OK, so this isn’t the topic advertised in last week’s blog (Asteroid 2012 DA14 Narrowly Misses Earth), but I promise I’ll post that one next Monday. The unexpected meteor strike in Russia last Friday morning prompted so many questions from readers that I decided to bump two posts already in the queue and address this topic.
About 9:20 am local time, in the sky over Chelyabinsk, Russia, about 1500 km (1000 miles) east of Moscow, a (relatively) large meteor exploded causing both property damage and personal injuries. Data is still coming in, but here’s what I know at the time of this writing:
- It had nothing to do with asteroid 2012 DA14, which came from a totally different direction.
- The meteor exploded about 25 km (15 miles) above the Earth’s surface.
- Some small fragments reached the ground, and a search for those fragments is underway.
- Its explosion released an energy of 500 kilotons of TNT (30 times that of the Hiroshima nuclear weapon).
- The meteor was about 15 meters (55 ft) in diameter, and moving at a speed of 71,000 km/hr (44,000 mph).
- The meteor had a mass of about 10,000 metric tons.
- Close to 1000 people were injured, primarily by flying glass from blown out windows.
- Officials estimate the total damage to be around $33 million (mostly from blown out windows).
The graphic above is a composite of several images. On the left is a sequence of images showing the meteor’s motion through the sky. You can get an idea of how fast this thing was moving by noting the position of the vehicle headlights in each image. The time spanned by those four images is approximately 5 seconds. If you want to see the actual videos, check here (but be prepared for a plethora of annoying ads).
On the right is a comparison of sizes to help put things into scale. I should note that, lacking actual images, I’m using an image of asteroid Vesta as a stand-in. The Space Shuttle has a length of 40 meters (122 ft), asteroid 2012 DA14 has a diameter of 50 meters (165 ft), and the meteor that exploded over Russia had an estimated diameter of 17 meters (55 ft).
Despite its diminutive size, this meteor had a mass of 10 million kg (22 million pounds). Assuming a spherical shape, we can calculate the density (ρ) of the object as: ρ = m/V = m/(4πr3/3) = 3.89 g/cm3 (where the density of water = 1 g/cm3). The density of a solid nickel-iron meteor is about 7-8 g/cm3. What this tells us is that, although the meteor must have contained some metal, a large part of it must have been rock and ice.
And that’s a good thing. Those “softer” components allow a meteor to disintegrate under the force of reentry through our atmosphere, making it less likely the entire object will reach the ground.
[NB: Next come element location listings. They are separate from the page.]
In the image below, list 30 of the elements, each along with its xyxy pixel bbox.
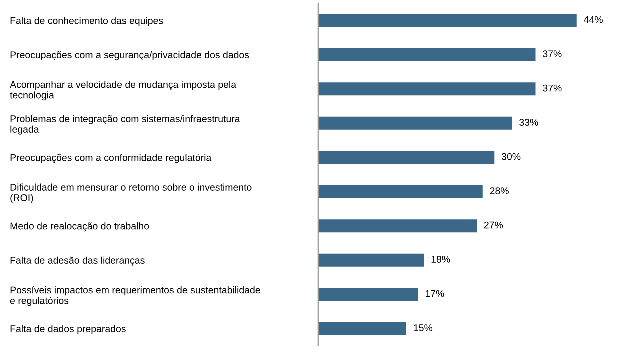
bar (318, 82, 536, 96)
bar (318, 14, 577, 28)
y-tick-label: Preocupações com a conformidade regulatória (10, 154, 212, 164)
y-tick-label: Medo de realocação do trabalho (10, 222, 150, 232)
bar (318, 151, 495, 164)
bar (318, 185, 483, 198)
bar (318, 116, 512, 130)
y-tick-label: Dificuldade em mensurar o retorno sobre o investimento (ROI) (10, 184, 252, 204)
data-label: 44% (584, 16, 603, 24)
y-tick-label: Preocupações com a segurança/privacidade dos dados (10, 51, 250, 60)
data-label: 15% (414, 324, 433, 332)
data-label: 37% (543, 84, 562, 92)
y-tick-label: Falta de dados preparados (10, 325, 126, 334)
bar (318, 254, 424, 267)
data-label: 27% (484, 222, 504, 229)
bar (318, 322, 407, 336)
data-label: 33% (520, 119, 538, 126)
data-label: 18% (432, 256, 450, 263)
y-tick-label: Falta de conhecimento das equipes (10, 17, 164, 26)
y-tick-label: Problemas de integração com sistemas/infraestrutura legada (10, 115, 240, 135)
data-label: 30% (502, 153, 521, 160)
y-tick-label: Possíveis impactos em requerimentos de sustentabilidade e regulatórios (10, 286, 260, 306)
bar (318, 288, 418, 302)
y-tick-label: Falta de adesão das lideranças (10, 256, 145, 266)
data-label: 17% (426, 290, 444, 298)
bar (318, 220, 478, 233)
data-label: 28% (490, 188, 509, 194)
y-tick-label: Acompanhar a velocidade de mudança imposta pela tecnologia (10, 81, 237, 101)
data-label: 37% (543, 50, 562, 58)
bar (318, 48, 536, 62)
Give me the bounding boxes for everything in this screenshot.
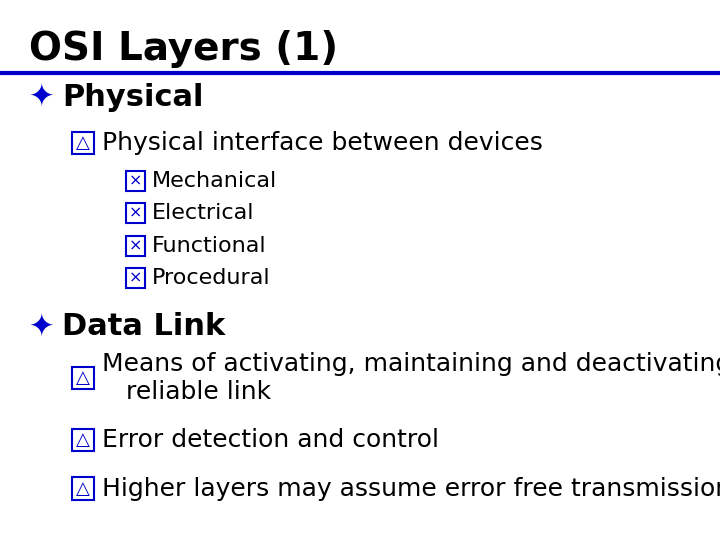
Text: ✦: ✦ bbox=[29, 83, 54, 112]
Text: ×: × bbox=[129, 238, 142, 253]
FancyBboxPatch shape bbox=[126, 171, 145, 191]
FancyBboxPatch shape bbox=[72, 429, 94, 451]
FancyBboxPatch shape bbox=[126, 268, 145, 288]
Text: Physical interface between devices: Physical interface between devices bbox=[102, 131, 543, 155]
Text: Electrical: Electrical bbox=[152, 203, 254, 224]
Text: ×: × bbox=[129, 271, 142, 286]
FancyBboxPatch shape bbox=[72, 132, 94, 154]
FancyBboxPatch shape bbox=[126, 203, 145, 223]
Text: Higher layers may assume error free transmission: Higher layers may assume error free tran… bbox=[102, 477, 720, 501]
Text: △: △ bbox=[76, 431, 90, 449]
Text: Physical: Physical bbox=[62, 83, 204, 112]
Text: Data Link: Data Link bbox=[62, 312, 225, 341]
FancyBboxPatch shape bbox=[72, 477, 94, 500]
Text: Procedural: Procedural bbox=[152, 268, 271, 288]
Text: △: △ bbox=[76, 134, 90, 152]
Text: Means of activating, maintaining and deactivating a
   reliable link: Means of activating, maintaining and dea… bbox=[102, 352, 720, 404]
FancyBboxPatch shape bbox=[72, 367, 94, 389]
Text: ×: × bbox=[129, 206, 142, 221]
Text: OSI Layers (1): OSI Layers (1) bbox=[29, 30, 338, 68]
Text: ✦: ✦ bbox=[29, 312, 54, 341]
Text: △: △ bbox=[76, 369, 90, 387]
Text: ×: × bbox=[129, 173, 142, 188]
Text: Error detection and control: Error detection and control bbox=[102, 428, 439, 452]
Text: △: △ bbox=[76, 480, 90, 498]
FancyBboxPatch shape bbox=[126, 235, 145, 255]
Text: Mechanical: Mechanical bbox=[152, 171, 277, 191]
Text: Functional: Functional bbox=[152, 235, 266, 256]
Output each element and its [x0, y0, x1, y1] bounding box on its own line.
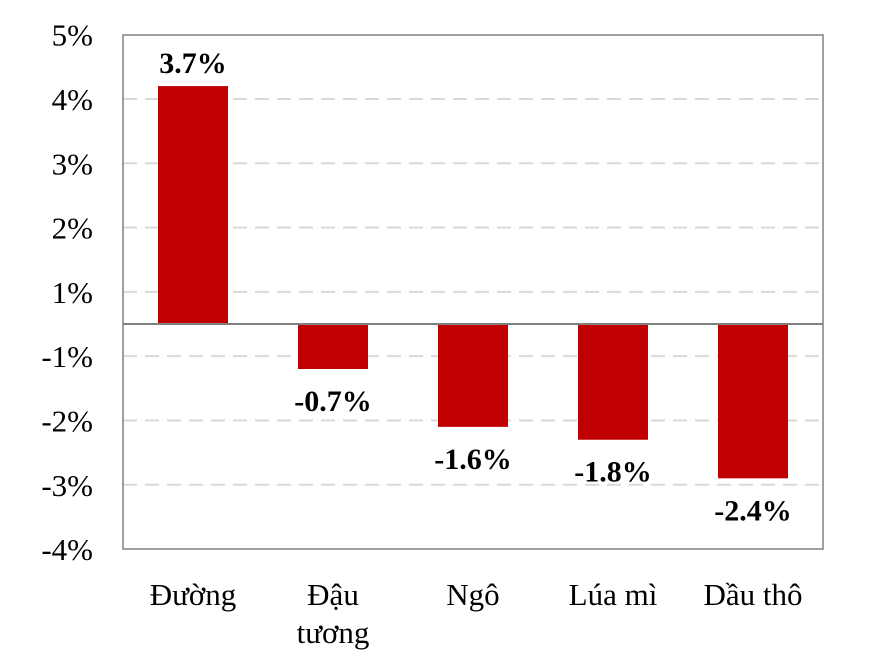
category-label: Ngô — [446, 577, 499, 612]
y-tick-label: 3% — [52, 146, 93, 181]
category-label: Đậu — [307, 577, 359, 612]
data-label: -2.4% — [714, 494, 792, 527]
bar — [718, 324, 788, 479]
y-axis-tick-labels: 5% 4% 3% 2% 1% -1% -2% -3% -4% — [41, 18, 93, 567]
gridlines — [123, 97, 823, 486]
bars — [158, 86, 788, 479]
y-tick-label: 1% — [52, 275, 93, 310]
category-label: Đường — [150, 577, 237, 612]
plot-area-border — [122, 34, 824, 550]
bar — [438, 324, 508, 427]
category-label: tương — [297, 615, 370, 650]
y-tick-label: 2% — [52, 211, 93, 246]
y-tick-label: 4% — [52, 82, 93, 117]
y-tick-label: -1% — [41, 339, 93, 374]
bar — [158, 86, 228, 324]
data-label: 3.7% — [159, 47, 227, 80]
y-tick-label: 5% — [52, 18, 93, 53]
data-label: -0.7% — [294, 385, 372, 418]
category-label: Lúa mì — [569, 577, 658, 612]
y-tick-label: -4% — [41, 532, 93, 567]
bar — [298, 324, 368, 370]
y-tick-label: -3% — [41, 468, 93, 503]
data-label: -1.8% — [574, 456, 652, 489]
category-label: Dầu thô — [703, 577, 802, 612]
data-label: -1.6% — [434, 443, 512, 476]
y-tick-label: -2% — [41, 403, 93, 438]
bar — [578, 324, 648, 440]
data-labels: 3.7% -0.7% -1.6% -1.8% -2.4% — [159, 47, 792, 527]
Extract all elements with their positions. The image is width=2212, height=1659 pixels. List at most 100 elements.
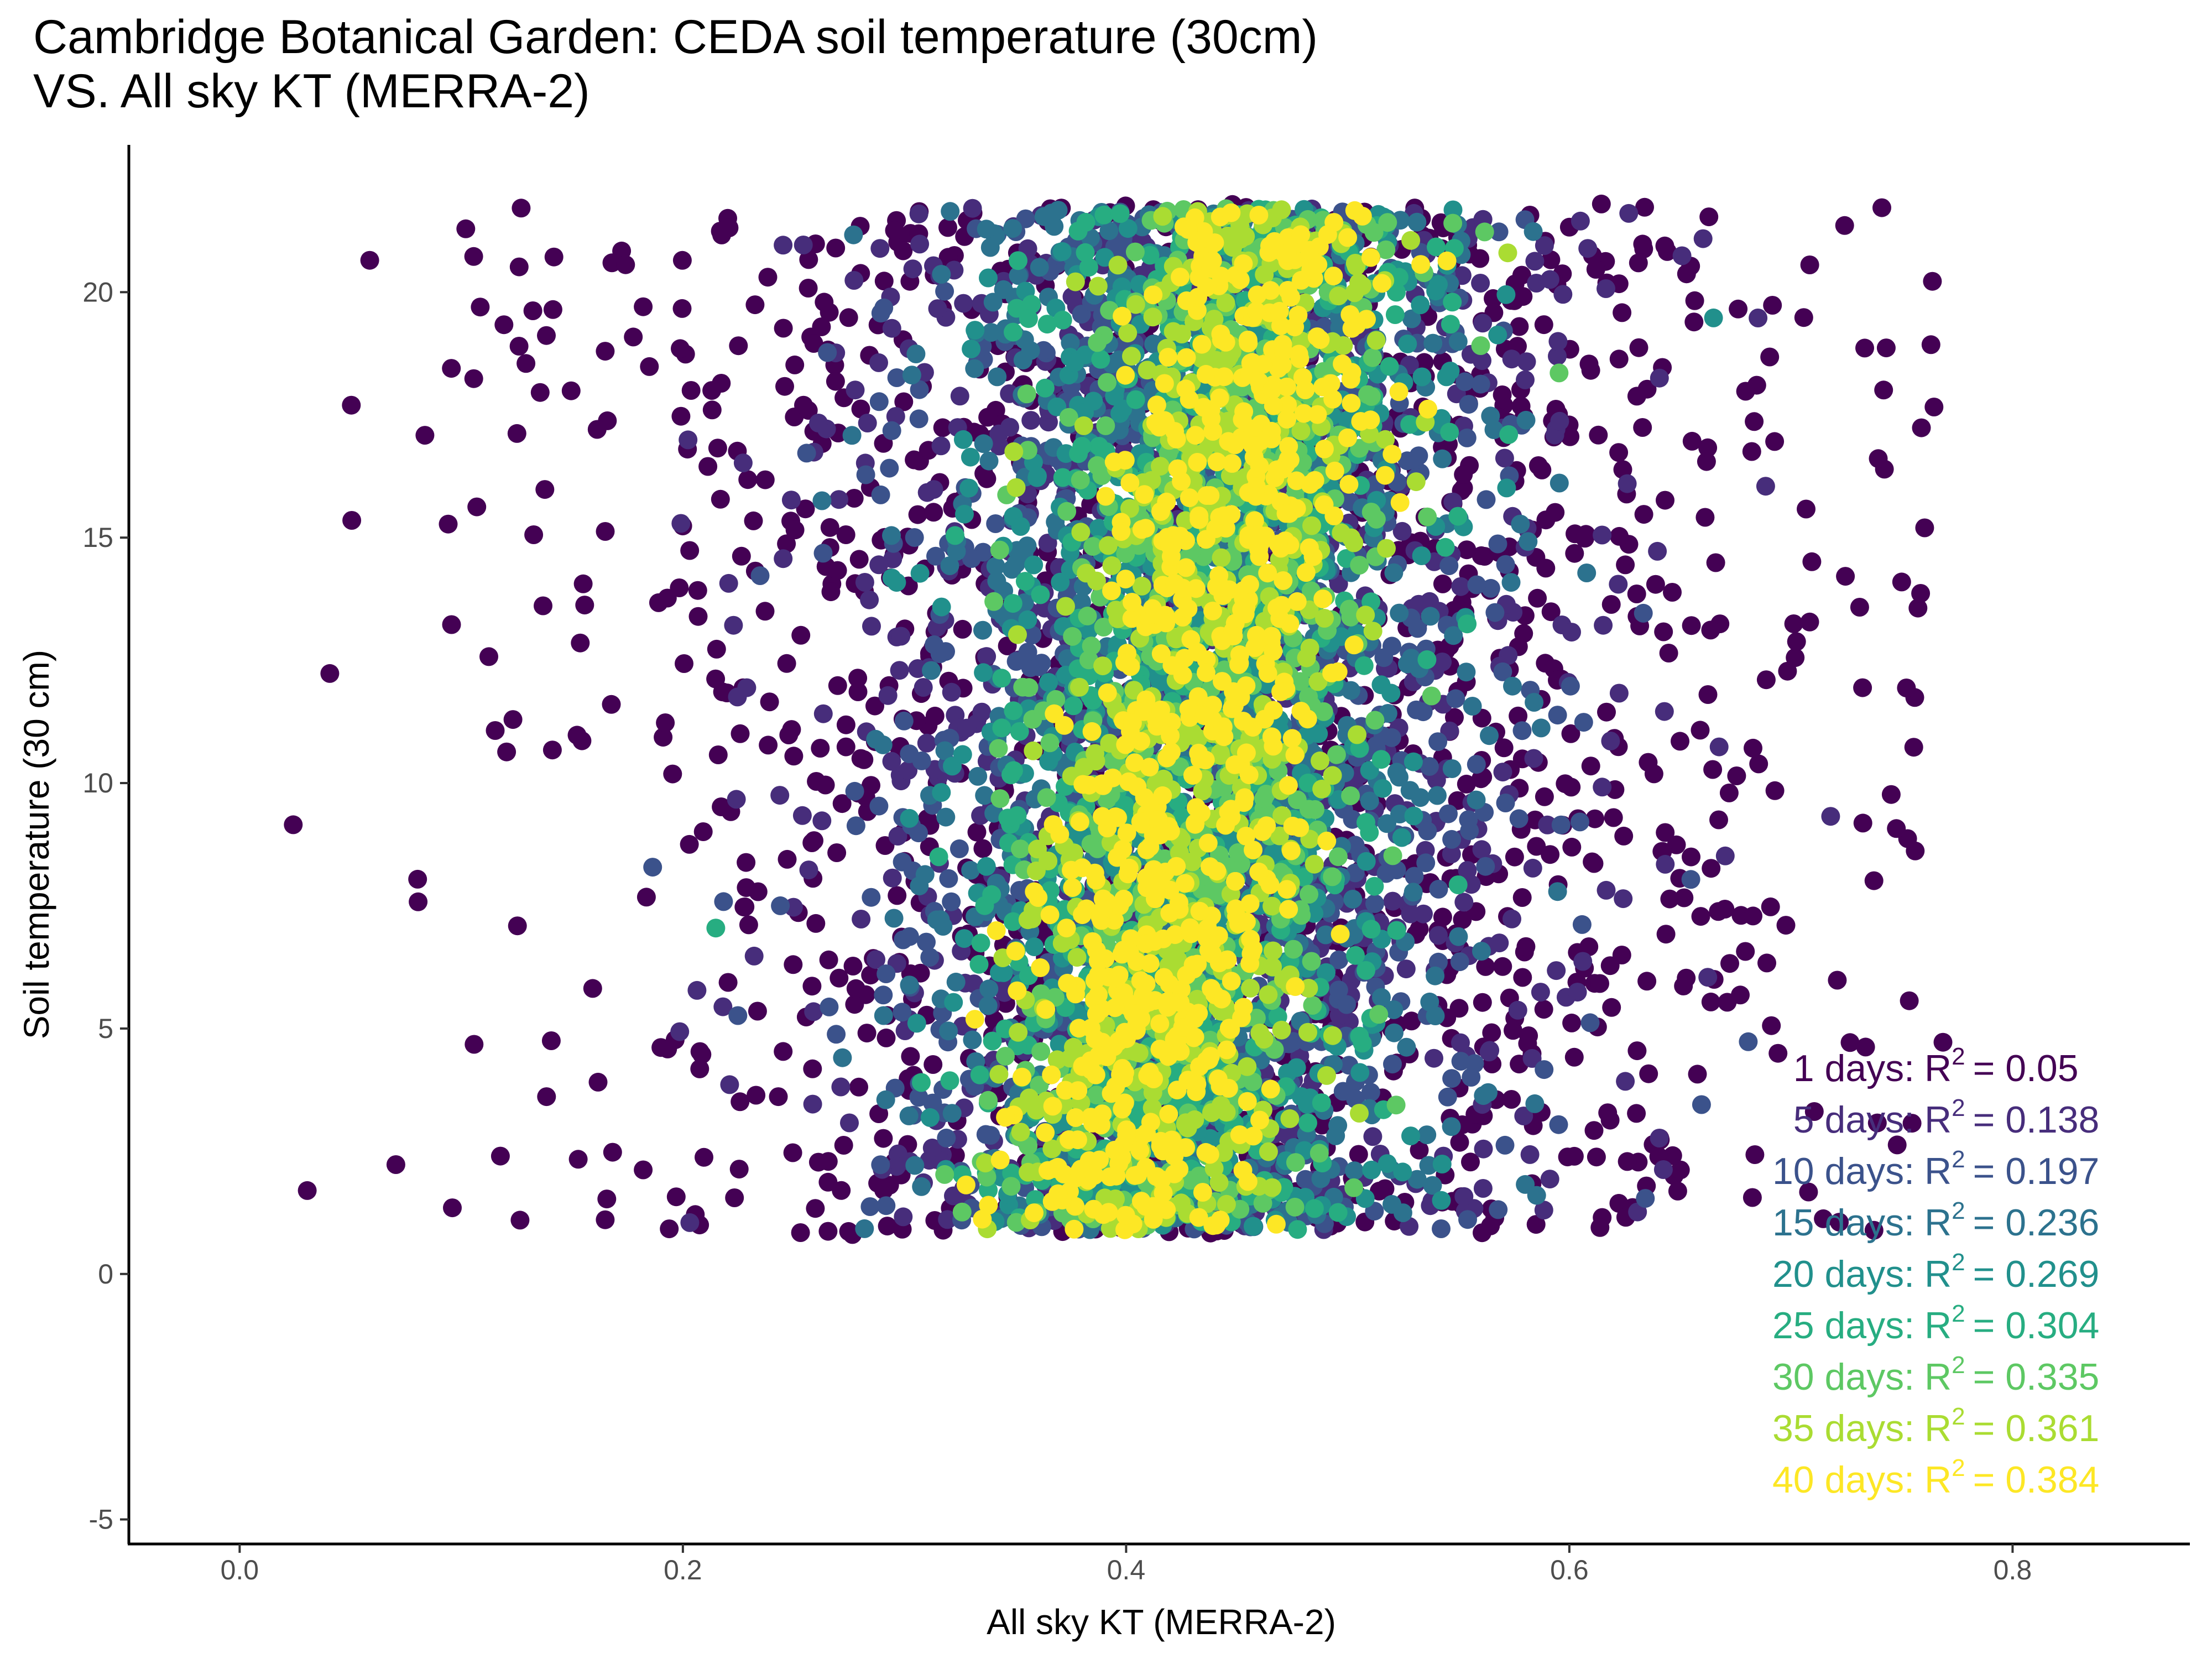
data-point <box>914 678 933 697</box>
data-point <box>820 518 839 537</box>
data-point <box>1549 1115 1568 1134</box>
data-point <box>860 590 879 609</box>
data-point <box>1497 478 1516 498</box>
data-point <box>1682 847 1700 867</box>
data-point <box>1564 1146 1584 1166</box>
data-point <box>1453 910 1472 929</box>
data-point <box>708 439 727 458</box>
data-point <box>1672 246 1692 265</box>
data-point <box>959 478 979 498</box>
data-point <box>932 265 951 284</box>
data-point <box>1450 1133 1469 1152</box>
data-point <box>976 1125 995 1144</box>
data-point <box>1571 211 1590 231</box>
data-point <box>941 202 960 221</box>
data-point <box>799 279 818 298</box>
data-point <box>1477 490 1496 509</box>
data-point <box>907 1014 926 1033</box>
data-point <box>1451 577 1470 596</box>
data-point <box>783 1143 802 1162</box>
data-point <box>509 257 529 276</box>
data-point <box>1633 418 1652 437</box>
data-point <box>844 489 864 508</box>
data-point <box>987 571 1006 591</box>
data-point <box>670 1022 690 1041</box>
data-point <box>284 815 303 834</box>
data-point <box>1548 347 1567 366</box>
data-point <box>909 409 928 429</box>
data-point <box>728 1006 748 1025</box>
data-point <box>963 199 982 218</box>
data-point <box>660 1219 679 1239</box>
data-point <box>524 525 544 544</box>
data-point <box>1423 333 1443 353</box>
data-point <box>596 342 615 361</box>
data-point <box>1597 279 1615 298</box>
data-point <box>1381 684 1401 703</box>
data-point <box>1471 274 1490 293</box>
data-point <box>1589 425 1608 445</box>
data-point <box>1578 239 1598 258</box>
data-point <box>778 849 797 869</box>
data-point <box>1458 1210 1477 1229</box>
data-point <box>1473 1179 1493 1198</box>
data-point <box>541 1031 561 1050</box>
data-point <box>1739 1032 1758 1051</box>
data-point <box>1522 1049 1542 1068</box>
data-point <box>910 564 930 583</box>
data-point <box>967 822 987 842</box>
data-point <box>828 676 847 695</box>
data-point <box>1794 308 1813 327</box>
data-point <box>1698 685 1718 704</box>
data-point <box>739 915 758 935</box>
data-point <box>1024 555 1044 575</box>
data-point <box>1350 1063 1370 1082</box>
data-point <box>885 221 904 240</box>
data-point <box>1613 460 1632 479</box>
data-point <box>1702 859 1721 878</box>
data-point <box>1471 374 1490 394</box>
data-point <box>1742 442 1761 461</box>
data-point <box>925 706 945 726</box>
data-point <box>939 869 958 888</box>
data-point <box>1691 721 1710 740</box>
data-point <box>851 749 870 768</box>
data-point <box>1454 465 1473 484</box>
data-point <box>818 1222 838 1241</box>
data-point <box>953 619 972 639</box>
data-point <box>1540 1170 1559 1189</box>
data-point <box>902 366 921 385</box>
data-point <box>1051 572 1070 592</box>
data-point <box>1601 595 1621 614</box>
data-point <box>1594 615 1613 635</box>
data-point <box>1450 952 1469 972</box>
data-point <box>1432 1191 1451 1210</box>
data-point <box>1593 525 1612 545</box>
data-point <box>1627 1041 1647 1061</box>
data-point <box>360 251 379 270</box>
data-point <box>832 794 852 813</box>
data-point <box>955 504 974 524</box>
data-point <box>537 1087 556 1107</box>
data-point <box>719 573 738 593</box>
data-point <box>882 752 901 771</box>
data-point <box>1650 368 1669 388</box>
data-point <box>1692 1095 1711 1114</box>
data-point <box>747 1086 766 1105</box>
data-point <box>624 327 643 347</box>
data-point <box>731 1092 750 1112</box>
data-point <box>1287 1058 1306 1077</box>
data-point <box>877 964 896 983</box>
data-point <box>965 359 984 378</box>
data-point <box>1516 410 1536 430</box>
data-point <box>818 1152 838 1171</box>
data-point <box>1449 999 1469 1018</box>
data-point <box>1634 505 1653 524</box>
data-point <box>1768 1044 1788 1063</box>
data-point <box>1345 1161 1364 1181</box>
data-point <box>1021 411 1041 430</box>
data-point <box>1505 847 1524 867</box>
data-point <box>1501 573 1521 592</box>
data-point <box>464 369 483 388</box>
data-point <box>1034 207 1053 226</box>
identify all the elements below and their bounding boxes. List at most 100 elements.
The explosion is visible in the third frame above. You can see how the fireball lit up the surrounding area as bright as day. The shock wave from this explosion is what broke all those windows. Some 4000 buildings suffered damage, according to initial reports.
Astronomers estimate that an event like this occurs, on average, about once every hundred years. In fact, the infamous Tunguska Event occurred over Siberia in 1908. Unlike asteroid 2012 DA14, objects as “small” as the meteor that hit last Friday are almost impossible to find and track with current technology. Click on the thumbnail below to see an interesting chart developed by astronomers. It relates meteor size to the odds of an impact.
So are we good for 100 years now, before we could expect another such event? Of course not. This is statistics. The chart above is empirically derived — not theoretical. The fact that this meteor arrived at almost the same time as 2012 DA14 reminds us, in the cautionary words of Apollo astronaut Rusty Schweikart, that “… Earth is in a cosmic shooting gallery.” An impact like the one in Russia could happen again tomorrow.
That’s the reality anyway. But I don’t want to panic anyone. As you’ll read next week, astronomers are tracking the really big ones (≈1000 meters) that could cause a global catastrophe. And scientists have already devised several methods to deflect such incoming threats.
Next Week in Sky Lights ⇒ Asteroid 2012 DA14 Narrowly Misses Earth
Your photo illustration of Chelyabinsk is too small. At 15 meters it should be ~1/3 the diameter of DA14. Also if volume (hence mass) scales with the cube of the radius the mass of DA14 should be 270,000 Imperial tons if Chelyabinsk is 10,000 Imperial tons (per NASA) – if the densities of the 2 are similiar?
Duly noted, and as you can see, graphic edited. Starting with the Space Shuttle for a frame of reference, I scaled up correctly for DA14, but erred on Chelyabinsk. At 15 meters diameter, the meteor should be about the same height as the Shuttle (belly to top of vertical stabilizer). So my original portrayal was 1/4 the correct size now shown. Thank you for catching that.
My calculation of the meteor’s density is, of course, just an average. What fraction was metal, rock, and ice are unknown. I have no idea how Chelyabinsk would compare to DA14 in terms of composition. If there’s any spectroscopic data from these events, it could provide some clues.
I have read that NASA’s current best estimate of DA14’s mass is around 130,000 metric tons (130 million kg), so that would seem to indicate a different internal composition.